With Marco Rubio leaving the Senate to run for president next year, three Republican prospects to succeed him tell Newsmax they'll focus on national security if they capture Rubio's seat.
Newsmax spoke to Rep. Ron DeSantis, who is the lone Republican to officially declare his candidacy for the seat, and to two other Republicans now seriously considering a run: Rep. Jeff Miller and former State Attorney General Bill McCollum.
In explaining to Newsmax why he's leaving a safe House seat to seek the GOP Senate nomination, DeSantis said it's "because I'm worried this generation will not have as much opportunity as the last generation. I want to help the 2016 Republican presidential nominee, whoever that is, get our country back on track."
DeSantis made it clear that national security will be "on the front burner of issues in the Senate race. The rise of ISIS and the possibility of Iran having a nuclear bomb guarantee this is so." DeSantis, who also favors a harder line in dealing with Vladimir Putin on Ukraine, said he looks forward to working with Sen. Tom Cotton, R-Arkansas, in the Senate to thwart any agreement that might raise the odds of Iran acquiring nuclear weapons.
After a lightning career that saw him become captain of the Yale baseball team, graduate from Harvard Law School, and serve in the U.S. Navy (where he was awarded the Bronze Star and the Iraq Campaign Medal), DeSantis won his first-ever race for office in 2012 by taking the newly carved 6th District in the Sunshine State. In so doing, the fledgling candidate raised more than $1.1 million and defeated five other Republicans in the primary.
DeSantis, 36, is the clear favorite of national conservatives in the GOP primary. Within 24 hours of his official announcement, the Club for Growth and Senate Conservatives Fund weighed in for him. In addition, former United Nations Ambassador John Bolton strongly endorsed DeSantis and will back him with his new super PAC.
Asked about any differences he would highlight between himself and fellow GOP Rep. Miller, DeSantis simply replied: "Jeff’s a friend of mine."
"And I'd say the same about Ron — he's a good friend," Miller told us, days after completing a swing through South Florida "and listening to voters."
Having succeeded former GOP Rep. and current MSNBC host Joe Scarborough in 2001, Miller, 55, is now chairman of the House Veterans Affairs Committee. Like DeSantis, he is motivated by "the threat of ISIS and the need for a strong national defense." But he added: "There's a boot on our throat that's holding us back from a real economic recovery. I'd like to see that changed."
Miller said he is "certainly exploring the [Senate] race. I haven't been planning to do this my entire career, but I will run, as I always have, based on what I can do in office. Right now, on a scale to one to 10 [for running], I'm about a five.”
Miller backers point out their man comes from the Florida Panhandle, which provides a sizable chunk of votes in the Republican primary.
Also mentioned is Bill McCollum, former 20-year U.S. representative and two-term state attorney general.
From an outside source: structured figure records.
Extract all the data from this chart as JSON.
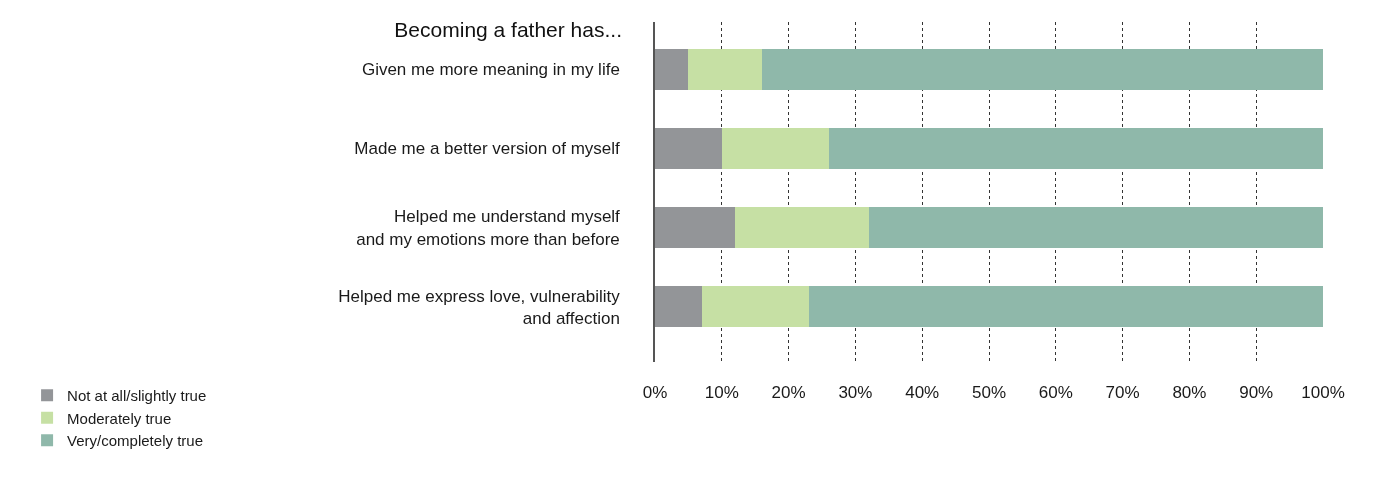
{
  "chart_data": {
    "type": "bar",
    "orientation": "horizontal",
    "stacked": true,
    "title": "Becoming a father has...",
    "categories": [
      "Given me more meaning in my life",
      "Made me a better version of myself",
      "Helped me understand myself\nand my emotions more than before",
      "Helped me express love, vulnerability\nand affection"
    ],
    "series": [
      {
        "name": "Not at all/slightly true",
        "color": "#939598",
        "values": [
          5,
          10,
          12,
          7
        ]
      },
      {
        "name": "Moderately true",
        "color": "#c6e0a4",
        "values": [
          11,
          16,
          20,
          16
        ]
      },
      {
        "name": "Very/completely true",
        "color": "#8fb8aa",
        "values": [
          84,
          74,
          68,
          77
        ]
      }
    ],
    "xlim": [
      0,
      100
    ],
    "xticks": [
      {
        "value": 0,
        "label": "0%"
      },
      {
        "value": 10,
        "label": "10%"
      },
      {
        "value": 20,
        "label": "20%"
      },
      {
        "value": 30,
        "label": "30%"
      },
      {
        "value": 40,
        "label": "40%"
      },
      {
        "value": 50,
        "label": "50%"
      },
      {
        "value": 60,
        "label": "60%"
      },
      {
        "value": 70,
        "label": "70%"
      },
      {
        "value": 80,
        "label": "80%"
      },
      {
        "value": 90,
        "label": "90%"
      },
      {
        "value": 100,
        "label": "100%"
      }
    ],
    "grid": "x",
    "legend": "bottom left"
  }
}
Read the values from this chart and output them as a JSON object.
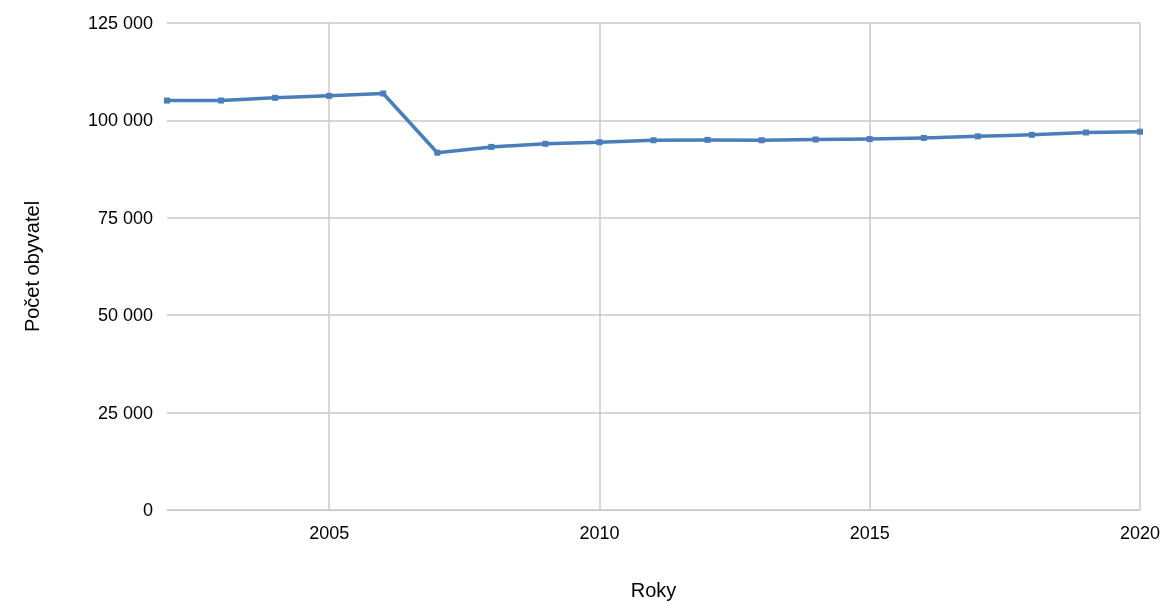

McCollum lost a U.S. Senate race in 2000, a Senate primary in 2004, and a primary for governor in 2010.
"But Bill remains well-known and well-liked and I've urged him to make the race," Gary Lee, Republican state committeeman from Lee County, told Newsmax. "He's our best bet to keep the seat."
McCollum, 70, confirmed that "I am seriously looking at the Senate race and talking to people about it." He recalled how as a House member, he particularly focused on the issues of immigration and "peace through strength."
He told Newsmax: "I was leading on those issues in the 1980s, and I won't be afraid to lead on them if I become a candidate."
Aside from McCollum, the only other candidate mentioned for the Republican nod who has run for statewide office is Lt. Gov. Carlos Lopez-Cantera. Elected to his present office last fall, Lopez-Cantera said Saturday he was "strongly considering" a Senate bid.
The state's second-highest elected official comes from the Miami-Dade area, which is growing in population but has a much smaller number of registered Republicans than Miller's Panhandle or McCollum's Orlando. But fans of Lopez-Cantera point out that the lieutenant governor is one of Rubio's closest friends, was on stage with the popular senator when he declared for president, and can count on help from Rubio's political team should he decide to run in 2016.
On the Democratic side, two-term Rep. Patrick Murphy, a self-styled "Bill Clinton Democrat" and son of a multimillionaire developer, is the strong favorite for the nomination in the August primary.
But most Florida Republicans make little secret of their hope that their eventual Senate nominee faces Rep. Alan Grayson. "Please God, let Grayson be the Democratic nominee," deadpanned one veteran GOP consultant. Grayson is considered one of the most outspoken, and political enemies say obnoxious, liberal Democrats in Congress. He has yet to declare his intentions.
John Gizzi is chief political columnist and White House correspondent for Newsmax.